2018年10月13日土曜日

N響第1894回 定期公演 Aプログラム

2018-10-13 @NHKホール


ヘルベルト・ブロムシュテット:指揮
NHK交響楽団

モーツァルト:交響曲第38番ニ長調 K504「プラハ」
ブルックナー:交響曲第9番ニ短調(コールス校訂版)

モーツァルトの交響曲第38番「プラハ」。存在は有名だけど、ほとんど聴く機会がなくて前回はいつだったろうと記録を手繰れば2年半ほど前にカメラータ・シュルツ・ウィーンで聴いた。それ以来だ。

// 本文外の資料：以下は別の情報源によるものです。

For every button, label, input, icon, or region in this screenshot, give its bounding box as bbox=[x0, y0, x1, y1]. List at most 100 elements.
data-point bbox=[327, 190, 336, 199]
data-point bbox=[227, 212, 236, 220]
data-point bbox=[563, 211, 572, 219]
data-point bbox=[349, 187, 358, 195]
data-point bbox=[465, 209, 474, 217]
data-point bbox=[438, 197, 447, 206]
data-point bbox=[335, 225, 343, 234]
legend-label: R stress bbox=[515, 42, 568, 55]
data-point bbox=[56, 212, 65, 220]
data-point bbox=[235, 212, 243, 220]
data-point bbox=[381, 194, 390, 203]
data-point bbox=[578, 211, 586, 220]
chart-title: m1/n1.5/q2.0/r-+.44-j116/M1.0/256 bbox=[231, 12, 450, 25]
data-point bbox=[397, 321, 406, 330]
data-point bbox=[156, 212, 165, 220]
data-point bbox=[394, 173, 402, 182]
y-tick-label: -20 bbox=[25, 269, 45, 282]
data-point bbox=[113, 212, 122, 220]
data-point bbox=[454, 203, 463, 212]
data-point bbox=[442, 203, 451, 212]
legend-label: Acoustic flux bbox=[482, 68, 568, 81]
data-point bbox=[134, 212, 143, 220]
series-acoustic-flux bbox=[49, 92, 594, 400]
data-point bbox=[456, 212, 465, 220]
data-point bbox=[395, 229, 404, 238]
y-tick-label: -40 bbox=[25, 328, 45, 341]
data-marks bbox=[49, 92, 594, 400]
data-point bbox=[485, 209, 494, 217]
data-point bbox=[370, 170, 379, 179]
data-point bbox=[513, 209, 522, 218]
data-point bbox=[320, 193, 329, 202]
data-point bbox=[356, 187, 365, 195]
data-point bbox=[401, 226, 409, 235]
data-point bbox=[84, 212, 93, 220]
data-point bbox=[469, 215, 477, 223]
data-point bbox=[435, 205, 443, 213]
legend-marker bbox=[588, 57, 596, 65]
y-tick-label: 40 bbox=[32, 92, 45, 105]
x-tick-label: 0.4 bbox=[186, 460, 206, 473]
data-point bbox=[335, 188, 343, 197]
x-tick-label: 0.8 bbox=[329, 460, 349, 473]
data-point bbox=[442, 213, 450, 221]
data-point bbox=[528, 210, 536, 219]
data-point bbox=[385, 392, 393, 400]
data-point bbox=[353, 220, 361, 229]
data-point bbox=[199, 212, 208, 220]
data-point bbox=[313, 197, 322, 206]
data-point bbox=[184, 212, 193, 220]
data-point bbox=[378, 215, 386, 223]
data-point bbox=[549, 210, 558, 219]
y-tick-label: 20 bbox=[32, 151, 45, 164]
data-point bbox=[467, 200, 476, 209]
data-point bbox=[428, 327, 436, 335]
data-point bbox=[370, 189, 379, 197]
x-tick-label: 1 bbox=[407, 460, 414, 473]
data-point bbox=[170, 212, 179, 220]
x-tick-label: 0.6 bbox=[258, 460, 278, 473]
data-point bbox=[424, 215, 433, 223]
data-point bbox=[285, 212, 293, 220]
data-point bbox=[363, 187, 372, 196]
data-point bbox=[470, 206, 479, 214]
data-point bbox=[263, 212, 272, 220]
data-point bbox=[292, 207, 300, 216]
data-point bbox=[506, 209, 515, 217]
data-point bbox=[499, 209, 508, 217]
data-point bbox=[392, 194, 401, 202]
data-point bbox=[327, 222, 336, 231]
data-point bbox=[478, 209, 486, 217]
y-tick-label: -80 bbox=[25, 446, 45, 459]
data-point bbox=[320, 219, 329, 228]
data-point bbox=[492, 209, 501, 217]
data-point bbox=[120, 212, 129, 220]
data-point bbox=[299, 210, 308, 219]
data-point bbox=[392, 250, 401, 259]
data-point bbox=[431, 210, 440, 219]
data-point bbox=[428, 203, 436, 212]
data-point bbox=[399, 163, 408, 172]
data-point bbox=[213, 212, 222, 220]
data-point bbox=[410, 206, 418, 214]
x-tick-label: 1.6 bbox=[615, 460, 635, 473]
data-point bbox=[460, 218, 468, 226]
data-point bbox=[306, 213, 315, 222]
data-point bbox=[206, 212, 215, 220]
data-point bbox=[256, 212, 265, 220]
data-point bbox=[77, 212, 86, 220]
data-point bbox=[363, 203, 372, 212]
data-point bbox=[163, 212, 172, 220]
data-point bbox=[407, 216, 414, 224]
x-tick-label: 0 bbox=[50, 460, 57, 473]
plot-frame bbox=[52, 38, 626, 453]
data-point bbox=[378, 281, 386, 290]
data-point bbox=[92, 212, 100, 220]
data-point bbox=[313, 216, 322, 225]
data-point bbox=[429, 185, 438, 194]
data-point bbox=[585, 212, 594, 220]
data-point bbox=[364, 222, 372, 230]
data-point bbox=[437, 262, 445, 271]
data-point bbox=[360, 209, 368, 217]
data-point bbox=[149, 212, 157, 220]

自宅で聴くこともないので、久々の演奏を、へえ、こんな曲だったか、と聴いた次第。

弦だけで24人?総勢35人位の小規模な編成だけに、見通しの良い軽快な音楽だった。

最近は小難しい音楽が多い中で、現代音楽やマーラー、ブルックナーなどのファンに失礼だが、簡潔明瞭な「絶対音楽」を聴く悦びを久しぶりに味わった。

プログラムには演奏時間28分と合ったが、実演はずっと長くて36分くらいあったと思う。そんなにのろいテンポではなかったから、提示部の繰り返しをしたのではないか。


後半はブルックナー第9番!
ブルックナーの中では聴く機会の少なかった作品だけど、どういうことか、今年は9番の当たり年だ。4月に東響で聴いたのが3年ぶりだった。そして、今日はN響で、来月は新日本フィルが控えている。

ところで、今やファンの間では神様扱いのブロムシュテットのブルックナーは如何。
大いに期待をした。
何しろブルックナーの9番でこれまで「良かった!」と思えるものは一度も聴いていないのだから。

しかし、冒頭の管の何やら自信のないような出だしに、不安が走った。僕の聴き違いかもしれない。その後の弦の強奏で盛り上がるところまでくると音楽が順調に流れ出した…ように思った。
その後はひたすら傾聴したつもりだ。

ブロムシュテットはいつものように上体だけで腕をフワフワさせているだけだが、リハーサルが行き届いているのだろう。細部まで(情緒を失わず)かっちり仕上げた感があった。

ややテンポが早めで(プログラムには64分と書いてあるし、手持ちの数種類あるCDはいずれも60分強だが、ブロムシュテットの指揮は)55分程度ではなかったか。
プラハが長かった分、放送時間に合わせて巻きが入った?まさかね。

ただ、終わってみると、やはり満足には程遠かった。
おそらく、これは演奏のせいではない。
ブロムシュテットについてはN響のコンビでも(毎回ではないが)、昨年のゲヴァントハウスの公演でも至福を味わっている。最も期待をかける指揮者で、マエストロと呼ぶにふさわしい。

今回イマイチ楽しめなかったのは僕のブルックナー(の音楽)への入魂率が低いのだ。マーラー同様、心底には不信感を持っているからだと思う。

さりとて、2014年4月のN響+マレク・ヤノフスキーの5番、2016年のサンフランシスコ交響楽団+マイケル・ティルソン・トーマスによる7番などは、細部に至るまで実に心に沁みたのを覚えている。
あのレベルを何度か聴くとブルックナーの聴き方が変わってくるかもなあ。